Here are two things that everyone interested in education should know: some of the top performing schools in the country are charter schools, and, on average, charters do not perform significantly better than traditional public schools. The former point is exemplified by the likes of the American Indian Public Charter Schools in Oakland (which the local board recently voted to shut down), and the second by the latest national report from Stanford University’s Center for Research on Education Outcomes.
There is no necessary contradiction between these two findings. It could simply be that there is higher variance in charter schools than in regular public schools, which would cause charters to be over-represented among top and bottom performers without necessarily differing from regular public schools on average.
Charter optimists believe that to be the case, and they expect that consumer choice and the ability of low-performing charters to fail and close down will gradually raise average performance as good charter networks crowd out bad ones. There is even some evidence that things may be moving in that direction—results of the latest Stanford U. study are less bleak than those of the previous one.

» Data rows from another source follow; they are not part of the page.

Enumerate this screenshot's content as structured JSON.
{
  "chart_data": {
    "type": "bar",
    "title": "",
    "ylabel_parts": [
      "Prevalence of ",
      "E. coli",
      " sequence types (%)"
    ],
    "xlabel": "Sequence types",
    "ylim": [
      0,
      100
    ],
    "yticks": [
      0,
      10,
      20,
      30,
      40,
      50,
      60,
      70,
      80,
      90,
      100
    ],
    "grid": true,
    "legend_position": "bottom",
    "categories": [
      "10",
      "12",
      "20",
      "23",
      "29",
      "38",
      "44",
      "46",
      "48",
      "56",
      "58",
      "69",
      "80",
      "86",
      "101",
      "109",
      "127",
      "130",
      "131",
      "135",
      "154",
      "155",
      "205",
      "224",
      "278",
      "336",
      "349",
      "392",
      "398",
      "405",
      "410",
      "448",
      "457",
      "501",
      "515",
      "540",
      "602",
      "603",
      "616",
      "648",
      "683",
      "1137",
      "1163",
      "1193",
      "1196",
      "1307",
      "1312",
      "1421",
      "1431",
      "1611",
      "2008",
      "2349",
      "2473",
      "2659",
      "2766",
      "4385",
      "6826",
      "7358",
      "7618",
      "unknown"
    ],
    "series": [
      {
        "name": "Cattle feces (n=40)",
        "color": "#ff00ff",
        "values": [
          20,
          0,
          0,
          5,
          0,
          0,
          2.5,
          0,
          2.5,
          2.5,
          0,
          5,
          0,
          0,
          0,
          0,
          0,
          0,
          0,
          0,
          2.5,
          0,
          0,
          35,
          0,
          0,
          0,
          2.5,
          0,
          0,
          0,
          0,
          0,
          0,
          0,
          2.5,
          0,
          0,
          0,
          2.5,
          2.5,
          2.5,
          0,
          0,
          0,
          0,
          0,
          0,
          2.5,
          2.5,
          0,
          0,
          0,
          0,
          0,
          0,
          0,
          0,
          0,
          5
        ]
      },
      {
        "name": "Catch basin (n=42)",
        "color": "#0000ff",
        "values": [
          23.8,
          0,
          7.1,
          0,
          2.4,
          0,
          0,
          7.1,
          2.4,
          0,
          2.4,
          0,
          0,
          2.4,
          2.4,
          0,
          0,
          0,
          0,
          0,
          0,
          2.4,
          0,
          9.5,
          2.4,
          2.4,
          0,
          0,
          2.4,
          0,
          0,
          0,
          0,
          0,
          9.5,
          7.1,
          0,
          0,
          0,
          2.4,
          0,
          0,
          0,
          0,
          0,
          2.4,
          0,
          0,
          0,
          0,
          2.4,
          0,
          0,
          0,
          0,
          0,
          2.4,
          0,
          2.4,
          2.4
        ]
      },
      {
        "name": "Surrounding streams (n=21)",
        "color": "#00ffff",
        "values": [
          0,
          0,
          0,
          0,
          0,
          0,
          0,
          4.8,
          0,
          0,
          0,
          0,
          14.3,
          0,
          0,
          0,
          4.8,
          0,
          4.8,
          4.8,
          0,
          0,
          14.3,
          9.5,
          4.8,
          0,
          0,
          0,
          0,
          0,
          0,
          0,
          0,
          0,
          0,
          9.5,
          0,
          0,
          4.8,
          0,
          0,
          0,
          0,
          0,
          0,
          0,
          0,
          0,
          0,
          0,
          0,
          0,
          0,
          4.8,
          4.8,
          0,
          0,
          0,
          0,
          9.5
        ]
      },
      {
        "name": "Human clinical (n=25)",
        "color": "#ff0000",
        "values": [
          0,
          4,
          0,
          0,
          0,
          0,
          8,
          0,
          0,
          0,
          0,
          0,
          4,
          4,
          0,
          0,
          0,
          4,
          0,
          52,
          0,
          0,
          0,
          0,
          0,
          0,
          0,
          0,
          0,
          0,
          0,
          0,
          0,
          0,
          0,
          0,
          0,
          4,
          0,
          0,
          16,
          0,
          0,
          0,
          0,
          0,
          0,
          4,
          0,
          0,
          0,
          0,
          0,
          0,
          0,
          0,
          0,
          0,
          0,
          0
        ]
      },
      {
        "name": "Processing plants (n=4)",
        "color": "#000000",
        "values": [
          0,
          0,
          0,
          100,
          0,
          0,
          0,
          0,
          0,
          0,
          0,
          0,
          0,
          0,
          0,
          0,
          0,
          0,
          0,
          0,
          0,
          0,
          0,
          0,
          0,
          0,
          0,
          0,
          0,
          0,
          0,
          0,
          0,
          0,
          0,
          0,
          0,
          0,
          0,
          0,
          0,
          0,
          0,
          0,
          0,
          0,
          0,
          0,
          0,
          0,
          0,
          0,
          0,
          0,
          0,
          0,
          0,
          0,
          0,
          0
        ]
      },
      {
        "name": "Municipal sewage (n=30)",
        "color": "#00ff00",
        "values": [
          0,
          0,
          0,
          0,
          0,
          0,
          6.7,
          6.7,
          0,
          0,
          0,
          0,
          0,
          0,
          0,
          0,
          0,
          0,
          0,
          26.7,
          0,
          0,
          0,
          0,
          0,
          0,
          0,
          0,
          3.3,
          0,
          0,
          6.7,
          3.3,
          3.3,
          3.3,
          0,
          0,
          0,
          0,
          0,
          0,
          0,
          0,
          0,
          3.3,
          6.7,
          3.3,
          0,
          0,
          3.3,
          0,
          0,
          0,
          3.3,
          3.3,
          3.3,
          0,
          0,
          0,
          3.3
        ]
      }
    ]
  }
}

The most dedicated charter school optimists are perhaps the philanthropists who are subsidizing their growth. But this is where the problems become most visible. A couple of years ago, I studied the many dozens of California charter school networks to measure the correlation between their academic performance and the amount of philanthropic funding they had attracted. In a nutshell, there isn’t one. There is, in fact, a stronger correlation between the length of a charter network’s name and its academic performance than there is between its grant receipts and its performance.
Philanthropists are indeed helping to scale-up charter school networks, but they are doing so effectively at random—much like the lotteries by which over-subscribed charters must admit their students.
This should not be too surprising. Many philanthropists talk about getting a return on their investments, but, in practice, they lack the incentives to do so that characterize for-profit investors. Philanthropists are in the business of giving money away. Investors are in the business of bringing it in. The former do not expect a financial return on their investments; the latter do.